My proposed abstract for this year is as follows.

Session:  (ITD3) Social Theory, Novelty, and Digital Society

Nature in the Digital Era

Imagining nature as a nebulous sphere of everything that is untouched by human beings, we ought to realize today, is actually a backhanded way of congratulating ourselves for all the actions we’ve taken in transforming the world to suit our image of ourselves as ‘actors’. Such an image also served to cause anxiety about human creations such as digital media as artificial. The ideology that the purpose of human beings is to be ‘actors’, as active as possible, over against all other things that are relatively passive, is past its sell-by date. We can move beyond this to an idea of nature, not as all those objects that are still untouched by our action, but simply as objects that are still unknown. Once we remove the romantic idea that nature represents everything that is non-artificial, while preserving the idea that there are vast areas of reality that are unknown to us, categories such as ‘big data’ can be conceived as repositories of objects representing potential information. The universe can be conceived in this way too, as a realm of objects most of which are unknown to us, including all those refined objects we used to call artificial, that we should now reconceive as representing things that are only partially known to us on the side of the object that is useful to us.

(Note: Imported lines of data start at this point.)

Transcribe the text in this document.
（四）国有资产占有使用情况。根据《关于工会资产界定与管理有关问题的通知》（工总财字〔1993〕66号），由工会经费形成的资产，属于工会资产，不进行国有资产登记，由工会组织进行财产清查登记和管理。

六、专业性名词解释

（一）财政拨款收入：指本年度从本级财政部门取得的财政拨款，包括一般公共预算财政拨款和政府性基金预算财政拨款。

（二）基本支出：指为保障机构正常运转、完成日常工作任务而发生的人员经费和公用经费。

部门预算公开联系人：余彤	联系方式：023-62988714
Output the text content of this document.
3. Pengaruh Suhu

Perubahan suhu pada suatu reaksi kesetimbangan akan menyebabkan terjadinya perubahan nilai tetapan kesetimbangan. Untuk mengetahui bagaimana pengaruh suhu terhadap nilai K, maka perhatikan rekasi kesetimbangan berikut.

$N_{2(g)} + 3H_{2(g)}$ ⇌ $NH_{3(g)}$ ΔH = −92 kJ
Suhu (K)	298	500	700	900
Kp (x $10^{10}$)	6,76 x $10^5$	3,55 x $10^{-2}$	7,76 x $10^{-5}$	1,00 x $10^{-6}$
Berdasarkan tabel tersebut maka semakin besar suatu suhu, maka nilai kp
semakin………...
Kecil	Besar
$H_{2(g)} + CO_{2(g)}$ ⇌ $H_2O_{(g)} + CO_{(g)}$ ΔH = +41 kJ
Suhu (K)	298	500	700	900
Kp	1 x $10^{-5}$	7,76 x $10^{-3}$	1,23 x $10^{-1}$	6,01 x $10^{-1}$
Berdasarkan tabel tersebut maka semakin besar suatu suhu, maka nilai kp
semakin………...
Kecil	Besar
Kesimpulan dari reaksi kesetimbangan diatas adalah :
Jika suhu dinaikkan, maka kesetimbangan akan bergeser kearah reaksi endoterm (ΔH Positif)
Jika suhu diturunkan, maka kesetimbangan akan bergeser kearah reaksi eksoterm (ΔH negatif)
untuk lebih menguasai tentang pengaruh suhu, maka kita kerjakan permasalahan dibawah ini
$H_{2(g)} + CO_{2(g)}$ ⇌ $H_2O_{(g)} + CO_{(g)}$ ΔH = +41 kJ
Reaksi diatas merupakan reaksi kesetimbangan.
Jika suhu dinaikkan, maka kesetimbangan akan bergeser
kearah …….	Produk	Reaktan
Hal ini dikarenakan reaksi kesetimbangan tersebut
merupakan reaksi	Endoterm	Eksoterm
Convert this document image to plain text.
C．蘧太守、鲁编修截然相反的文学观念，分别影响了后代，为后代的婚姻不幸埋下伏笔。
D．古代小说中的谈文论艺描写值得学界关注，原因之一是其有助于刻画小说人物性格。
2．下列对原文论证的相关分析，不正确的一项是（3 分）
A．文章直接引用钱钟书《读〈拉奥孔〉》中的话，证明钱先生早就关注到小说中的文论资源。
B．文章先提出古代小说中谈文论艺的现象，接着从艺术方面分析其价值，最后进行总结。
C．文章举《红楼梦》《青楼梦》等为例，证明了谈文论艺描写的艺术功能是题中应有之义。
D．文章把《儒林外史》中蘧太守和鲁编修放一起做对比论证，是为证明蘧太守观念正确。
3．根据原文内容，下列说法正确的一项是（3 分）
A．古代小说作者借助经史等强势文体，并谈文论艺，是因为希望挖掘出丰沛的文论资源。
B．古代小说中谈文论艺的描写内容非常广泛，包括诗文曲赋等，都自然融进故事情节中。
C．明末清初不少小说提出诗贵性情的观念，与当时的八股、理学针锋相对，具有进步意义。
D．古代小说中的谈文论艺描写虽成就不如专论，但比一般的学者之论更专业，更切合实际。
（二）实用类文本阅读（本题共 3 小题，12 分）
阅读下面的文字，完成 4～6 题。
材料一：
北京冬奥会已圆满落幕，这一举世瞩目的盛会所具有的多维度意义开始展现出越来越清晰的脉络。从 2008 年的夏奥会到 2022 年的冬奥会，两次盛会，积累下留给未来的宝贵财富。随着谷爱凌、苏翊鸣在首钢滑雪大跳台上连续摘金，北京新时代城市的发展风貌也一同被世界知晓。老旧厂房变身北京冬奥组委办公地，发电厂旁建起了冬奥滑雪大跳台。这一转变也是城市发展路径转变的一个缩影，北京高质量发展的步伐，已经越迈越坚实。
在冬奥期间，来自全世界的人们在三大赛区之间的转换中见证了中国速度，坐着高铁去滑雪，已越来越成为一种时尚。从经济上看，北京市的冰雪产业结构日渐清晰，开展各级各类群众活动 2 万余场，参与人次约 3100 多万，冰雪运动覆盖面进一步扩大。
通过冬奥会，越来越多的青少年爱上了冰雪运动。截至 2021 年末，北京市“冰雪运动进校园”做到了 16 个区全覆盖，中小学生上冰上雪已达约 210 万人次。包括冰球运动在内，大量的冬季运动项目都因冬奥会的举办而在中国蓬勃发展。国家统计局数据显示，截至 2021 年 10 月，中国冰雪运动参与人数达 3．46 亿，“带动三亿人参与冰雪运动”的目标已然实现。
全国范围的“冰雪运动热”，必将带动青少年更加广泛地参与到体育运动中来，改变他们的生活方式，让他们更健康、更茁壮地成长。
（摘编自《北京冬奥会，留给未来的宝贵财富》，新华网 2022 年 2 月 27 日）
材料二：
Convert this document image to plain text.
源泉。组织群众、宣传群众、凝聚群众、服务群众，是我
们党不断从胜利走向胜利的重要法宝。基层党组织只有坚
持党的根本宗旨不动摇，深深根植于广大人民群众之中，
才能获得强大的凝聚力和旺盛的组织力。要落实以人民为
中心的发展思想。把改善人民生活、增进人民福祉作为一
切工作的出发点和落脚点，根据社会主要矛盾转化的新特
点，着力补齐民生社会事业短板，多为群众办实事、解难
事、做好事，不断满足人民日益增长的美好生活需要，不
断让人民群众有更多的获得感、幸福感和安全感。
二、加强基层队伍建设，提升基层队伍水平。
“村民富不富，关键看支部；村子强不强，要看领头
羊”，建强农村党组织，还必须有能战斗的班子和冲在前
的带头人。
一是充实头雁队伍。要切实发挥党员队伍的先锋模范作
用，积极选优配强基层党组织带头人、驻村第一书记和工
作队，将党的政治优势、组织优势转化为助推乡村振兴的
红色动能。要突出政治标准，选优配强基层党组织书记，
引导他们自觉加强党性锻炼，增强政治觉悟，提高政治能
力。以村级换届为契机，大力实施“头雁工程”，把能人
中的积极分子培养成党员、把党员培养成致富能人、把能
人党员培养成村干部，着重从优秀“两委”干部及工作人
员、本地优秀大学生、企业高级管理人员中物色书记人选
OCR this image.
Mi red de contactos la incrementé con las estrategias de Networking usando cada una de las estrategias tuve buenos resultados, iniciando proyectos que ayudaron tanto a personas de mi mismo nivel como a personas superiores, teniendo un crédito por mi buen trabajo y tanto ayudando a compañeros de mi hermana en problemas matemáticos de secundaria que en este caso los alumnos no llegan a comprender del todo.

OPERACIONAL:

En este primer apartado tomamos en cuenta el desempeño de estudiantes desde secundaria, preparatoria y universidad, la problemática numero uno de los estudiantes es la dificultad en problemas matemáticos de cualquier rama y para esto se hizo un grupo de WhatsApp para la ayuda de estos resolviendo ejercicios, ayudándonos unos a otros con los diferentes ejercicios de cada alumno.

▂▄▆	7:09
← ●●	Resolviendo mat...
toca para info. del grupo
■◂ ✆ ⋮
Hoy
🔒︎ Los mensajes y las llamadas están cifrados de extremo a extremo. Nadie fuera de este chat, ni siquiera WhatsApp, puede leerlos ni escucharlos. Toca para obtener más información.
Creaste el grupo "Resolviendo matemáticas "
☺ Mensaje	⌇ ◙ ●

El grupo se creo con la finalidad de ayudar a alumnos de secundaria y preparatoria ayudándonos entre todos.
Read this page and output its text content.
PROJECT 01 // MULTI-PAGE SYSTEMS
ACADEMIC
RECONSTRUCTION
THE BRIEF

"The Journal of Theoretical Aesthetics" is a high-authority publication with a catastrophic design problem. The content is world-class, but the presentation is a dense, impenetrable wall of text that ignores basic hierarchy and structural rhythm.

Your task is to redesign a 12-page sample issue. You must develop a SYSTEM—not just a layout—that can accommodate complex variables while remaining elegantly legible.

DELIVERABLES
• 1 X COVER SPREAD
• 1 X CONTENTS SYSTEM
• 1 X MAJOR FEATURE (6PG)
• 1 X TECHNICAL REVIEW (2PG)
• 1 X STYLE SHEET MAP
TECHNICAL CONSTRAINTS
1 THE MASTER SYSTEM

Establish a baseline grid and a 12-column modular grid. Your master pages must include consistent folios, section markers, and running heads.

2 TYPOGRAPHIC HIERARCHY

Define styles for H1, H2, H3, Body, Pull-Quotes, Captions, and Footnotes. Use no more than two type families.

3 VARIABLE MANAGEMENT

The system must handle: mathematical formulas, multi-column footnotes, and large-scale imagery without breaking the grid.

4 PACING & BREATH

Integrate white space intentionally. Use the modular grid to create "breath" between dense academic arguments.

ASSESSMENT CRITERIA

This can enable us to reconceive ourselves as beings that value passivity as much as activity. This more balanced image of ourselves is overdue in the era of climate change, where we need to be more intelligent about our interventions in the world, sometimes withholding action and learning to sometimes accept a greater role for more passive qualities such as contemplation, qualities that will aid us to become more ascetic in the era of climate change.